時間の形式、その制作と方法──田中功起作品とテキストから考える

 

時間の形式、その制作と方法
──田中功起作品とテキストから考える

 

9.3 – 30, 2017

 

2017年9月3日(日)-9月30日(土)
水-土: 12:00-19:00
日: 12:00-18:00
会期中定休日: 月・火・祝日
 
 
企画: 上妻世海
デザイン: 石塚俊 
 
 
 
○本展について
 
田中功起は2013年に第55回ヴェネツィア・ビエンナーレで特別表彰を受賞し、2015年にドイツ銀行が選定するアーティスト・オブ・ザ・イヤーを受賞するなど、日本だけでなく海外からも最も注目されるアーティストの一人であり、『関係性の美学』以降における現代美術の代表的人物とみなされている。そして、重要なアーティストには当然のことであるが、彼の作品群には既に多くの批評が寄せられており、その中で多くの場合、「現象から行為へ、そして共同性へ」といった整理がなされている。よって、多くの人々には僕のような権威もなにもない若手キュレーターが評価が定まりつつある作家の展覧会を企画することの意味が理解できないかもしれない。

しかし僕にとって、田中功起は、作品を制作するだけでなく、数多くの興味深いテキストを残しており、しかも批評的にも重要な論点を展開している作家であった。そして、そのテキストの熱心な読者であった僕は、彼の内在的な視点から彼の作品群を解釈していて、当時、曖昧ながら、「現象から行為へ、そして共同性へ」といった解釈ではなく、別の仕方で解釈しうるのではないかと考えていた。言い換えれば、田中は彼自身の目的とは違った仕方で解釈されており、田中自身の問題意識とその解決方法を整理することで、本来的な、しかし新しい論点が描き出せるのではないかと考えていたのである。

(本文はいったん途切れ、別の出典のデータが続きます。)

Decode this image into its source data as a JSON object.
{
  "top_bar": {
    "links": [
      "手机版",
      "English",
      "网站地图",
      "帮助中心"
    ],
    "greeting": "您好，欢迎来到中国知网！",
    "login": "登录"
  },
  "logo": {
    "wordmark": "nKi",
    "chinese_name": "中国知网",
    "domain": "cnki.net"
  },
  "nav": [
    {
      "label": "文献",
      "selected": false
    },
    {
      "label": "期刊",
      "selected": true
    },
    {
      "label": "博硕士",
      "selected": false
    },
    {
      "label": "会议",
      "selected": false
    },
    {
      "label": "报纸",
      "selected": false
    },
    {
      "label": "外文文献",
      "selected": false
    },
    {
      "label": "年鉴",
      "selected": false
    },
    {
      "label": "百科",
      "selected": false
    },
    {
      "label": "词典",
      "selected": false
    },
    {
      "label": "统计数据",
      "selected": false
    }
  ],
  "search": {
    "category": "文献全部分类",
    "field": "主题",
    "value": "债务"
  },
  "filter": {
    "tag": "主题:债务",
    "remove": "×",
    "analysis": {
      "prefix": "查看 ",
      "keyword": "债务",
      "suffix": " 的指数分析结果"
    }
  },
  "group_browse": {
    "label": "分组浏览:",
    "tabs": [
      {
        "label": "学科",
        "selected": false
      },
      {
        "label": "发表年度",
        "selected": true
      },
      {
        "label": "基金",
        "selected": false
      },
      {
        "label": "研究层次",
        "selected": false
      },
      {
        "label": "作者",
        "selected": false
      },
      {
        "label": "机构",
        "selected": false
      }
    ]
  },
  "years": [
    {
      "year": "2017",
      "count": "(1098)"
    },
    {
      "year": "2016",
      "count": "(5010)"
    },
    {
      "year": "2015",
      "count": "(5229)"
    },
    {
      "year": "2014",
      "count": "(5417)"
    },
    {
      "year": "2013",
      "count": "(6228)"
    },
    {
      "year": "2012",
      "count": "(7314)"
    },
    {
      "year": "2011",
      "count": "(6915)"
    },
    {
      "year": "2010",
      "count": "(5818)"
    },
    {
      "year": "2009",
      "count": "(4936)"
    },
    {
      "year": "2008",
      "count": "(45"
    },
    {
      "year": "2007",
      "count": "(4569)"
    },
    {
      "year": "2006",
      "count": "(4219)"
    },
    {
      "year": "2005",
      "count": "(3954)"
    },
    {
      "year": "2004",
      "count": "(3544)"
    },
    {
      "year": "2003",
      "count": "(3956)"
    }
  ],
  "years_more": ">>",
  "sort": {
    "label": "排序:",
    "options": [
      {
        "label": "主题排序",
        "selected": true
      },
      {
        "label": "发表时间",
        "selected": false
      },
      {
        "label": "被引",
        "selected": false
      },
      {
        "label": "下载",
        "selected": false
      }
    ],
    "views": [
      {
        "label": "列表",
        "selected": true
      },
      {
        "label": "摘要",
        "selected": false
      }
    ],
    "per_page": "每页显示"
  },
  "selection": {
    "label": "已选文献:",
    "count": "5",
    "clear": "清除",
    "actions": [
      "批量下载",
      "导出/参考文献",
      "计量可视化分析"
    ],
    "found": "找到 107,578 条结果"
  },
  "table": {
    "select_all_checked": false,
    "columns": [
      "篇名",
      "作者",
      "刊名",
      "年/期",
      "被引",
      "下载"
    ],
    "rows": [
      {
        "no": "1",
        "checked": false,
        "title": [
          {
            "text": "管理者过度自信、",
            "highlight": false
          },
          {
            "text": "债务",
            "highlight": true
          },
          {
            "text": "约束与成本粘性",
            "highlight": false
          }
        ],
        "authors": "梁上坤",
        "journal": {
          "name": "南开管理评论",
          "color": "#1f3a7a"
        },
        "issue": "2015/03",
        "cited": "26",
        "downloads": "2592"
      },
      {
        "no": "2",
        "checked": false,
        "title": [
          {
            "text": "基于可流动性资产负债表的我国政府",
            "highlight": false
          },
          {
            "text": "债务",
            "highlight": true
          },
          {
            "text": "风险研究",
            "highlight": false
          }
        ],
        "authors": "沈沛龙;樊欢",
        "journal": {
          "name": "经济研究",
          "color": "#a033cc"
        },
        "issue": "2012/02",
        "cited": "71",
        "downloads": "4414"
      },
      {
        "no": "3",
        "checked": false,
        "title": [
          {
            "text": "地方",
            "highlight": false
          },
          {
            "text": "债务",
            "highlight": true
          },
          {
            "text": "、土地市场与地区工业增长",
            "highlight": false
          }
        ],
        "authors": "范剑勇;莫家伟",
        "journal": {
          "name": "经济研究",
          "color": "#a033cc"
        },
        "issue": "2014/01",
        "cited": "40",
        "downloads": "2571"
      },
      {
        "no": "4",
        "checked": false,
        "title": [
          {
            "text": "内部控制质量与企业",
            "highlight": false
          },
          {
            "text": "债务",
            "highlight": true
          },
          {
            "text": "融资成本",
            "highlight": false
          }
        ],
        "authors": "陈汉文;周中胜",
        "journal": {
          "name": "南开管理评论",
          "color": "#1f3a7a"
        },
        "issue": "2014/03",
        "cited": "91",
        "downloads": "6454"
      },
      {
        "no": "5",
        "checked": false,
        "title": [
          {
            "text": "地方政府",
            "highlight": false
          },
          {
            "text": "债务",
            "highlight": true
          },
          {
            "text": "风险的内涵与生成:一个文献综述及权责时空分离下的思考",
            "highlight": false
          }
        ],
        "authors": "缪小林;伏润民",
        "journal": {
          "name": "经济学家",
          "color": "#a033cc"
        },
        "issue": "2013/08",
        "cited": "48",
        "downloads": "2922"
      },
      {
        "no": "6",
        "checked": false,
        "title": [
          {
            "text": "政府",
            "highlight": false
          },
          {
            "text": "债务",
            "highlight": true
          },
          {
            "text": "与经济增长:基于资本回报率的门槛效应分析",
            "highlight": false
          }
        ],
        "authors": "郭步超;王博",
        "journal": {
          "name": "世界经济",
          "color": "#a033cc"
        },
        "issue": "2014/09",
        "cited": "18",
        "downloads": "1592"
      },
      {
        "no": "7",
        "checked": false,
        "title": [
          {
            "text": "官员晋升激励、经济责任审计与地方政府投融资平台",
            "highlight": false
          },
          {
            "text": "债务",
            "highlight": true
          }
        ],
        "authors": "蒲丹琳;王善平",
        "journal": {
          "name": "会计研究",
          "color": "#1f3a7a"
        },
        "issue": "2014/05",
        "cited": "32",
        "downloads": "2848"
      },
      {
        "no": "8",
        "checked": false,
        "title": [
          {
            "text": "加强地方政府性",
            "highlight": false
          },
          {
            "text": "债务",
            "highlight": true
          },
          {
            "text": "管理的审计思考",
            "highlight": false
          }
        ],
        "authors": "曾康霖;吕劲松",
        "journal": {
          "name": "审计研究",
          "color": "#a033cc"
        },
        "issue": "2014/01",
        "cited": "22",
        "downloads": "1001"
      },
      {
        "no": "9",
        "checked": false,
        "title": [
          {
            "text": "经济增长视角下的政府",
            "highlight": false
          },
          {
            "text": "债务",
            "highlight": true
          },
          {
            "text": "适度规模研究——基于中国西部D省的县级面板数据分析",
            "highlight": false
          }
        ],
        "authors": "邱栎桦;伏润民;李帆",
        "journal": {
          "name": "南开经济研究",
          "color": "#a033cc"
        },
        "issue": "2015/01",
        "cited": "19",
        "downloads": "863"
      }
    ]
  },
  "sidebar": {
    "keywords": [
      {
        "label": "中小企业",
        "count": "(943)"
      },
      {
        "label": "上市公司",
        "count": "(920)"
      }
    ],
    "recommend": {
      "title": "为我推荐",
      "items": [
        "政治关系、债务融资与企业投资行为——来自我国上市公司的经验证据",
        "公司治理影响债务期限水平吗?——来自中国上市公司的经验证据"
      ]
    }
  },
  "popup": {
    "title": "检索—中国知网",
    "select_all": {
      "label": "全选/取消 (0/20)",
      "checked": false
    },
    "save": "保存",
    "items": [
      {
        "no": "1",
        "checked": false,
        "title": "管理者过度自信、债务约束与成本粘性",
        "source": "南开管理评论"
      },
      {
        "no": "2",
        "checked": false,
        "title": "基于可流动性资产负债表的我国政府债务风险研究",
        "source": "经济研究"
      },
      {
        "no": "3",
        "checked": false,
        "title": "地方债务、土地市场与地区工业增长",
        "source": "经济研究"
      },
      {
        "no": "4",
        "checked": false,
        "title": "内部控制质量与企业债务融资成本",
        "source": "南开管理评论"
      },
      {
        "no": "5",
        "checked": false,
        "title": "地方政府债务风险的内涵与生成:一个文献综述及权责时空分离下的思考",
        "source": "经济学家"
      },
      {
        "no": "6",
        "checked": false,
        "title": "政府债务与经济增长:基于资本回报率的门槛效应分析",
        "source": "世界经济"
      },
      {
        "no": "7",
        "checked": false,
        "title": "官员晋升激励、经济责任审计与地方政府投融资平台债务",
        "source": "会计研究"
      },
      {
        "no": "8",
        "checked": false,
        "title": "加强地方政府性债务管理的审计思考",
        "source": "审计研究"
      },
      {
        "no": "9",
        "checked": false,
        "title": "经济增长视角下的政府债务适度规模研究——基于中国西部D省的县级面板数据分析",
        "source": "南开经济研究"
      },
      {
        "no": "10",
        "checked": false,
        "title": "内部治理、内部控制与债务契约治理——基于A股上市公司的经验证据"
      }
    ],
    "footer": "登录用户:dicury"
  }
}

上記の関心から、僕はこの展覧会を企画する上で、まず彼の最初期の作品群と膨大なテキストを読解することにした。そして、その読解を媒介に彼の根底に流れる思想と態度を明示的に記述することにした。それは彼の制作と思考の痕跡を辿る旅であり、その記述によって示された場所から再度彼の作品群を現在まで振り返ることで、彼が志向していた作品の可能性を最大限拡張することを可能にした。

そして、幸運なことに、この作業は彼の制作と方法について記述するだけでなく、同時に、僕自身の制作と方法についても思考を促した。何故なら、彼が真摯に向き合ってきた「制作者」と「鑑賞者」と「作品」の視点の差異、そして「作ること」と「作品」と「見ること」の関係の在り方は、「時間の概念」をある条件のもとで限定し、別の条件のもとで拡張するのであるが、それはこれまで僕が思考してきたことの近傍に位置しており、それらは響きあい、僕自身にも大きな変容をもたらしたからである。

田中は2000年に野比千々美という別名義で「世界‐速度の変容–コンセプチュアル・アートの<遅さ>をめぐって」というテキストを発表し、第3回[武蔵野美術]評論賞を受賞している。彼は、その中で、現代社会について分析し、「断絶」と「脅迫」という二つの問題点を浮かび上がらせ、それに対する一種の抵抗装置としての「作品」を考えていた。その問題点は、2017年現在、当時よりも重大な問題へと膨れ上がり、彼の作品と方法から学ぶべきことは増しているように思える。しかし、彼の「作品」は彼の意図すらも越えて多様な見方を許容するだろうし、テキスト内で示すように、複数の時間軸の中で各々異なる解釈を生み出していくだろう。もちろん、僕の解釈も、作品の持つ時間軸に対してみれば、部分的な小さい(そして大きい)ものにすぎない。しかし、僕の試みによって、固着してしまうかもしれない一つの視点と関係のあり方が解放され、その場に無数の時間の形式が見いだされ、様々な視点から彼の作品が別の関係のあり方へと生成していくのであれば、それ以上に嬉しいことはない。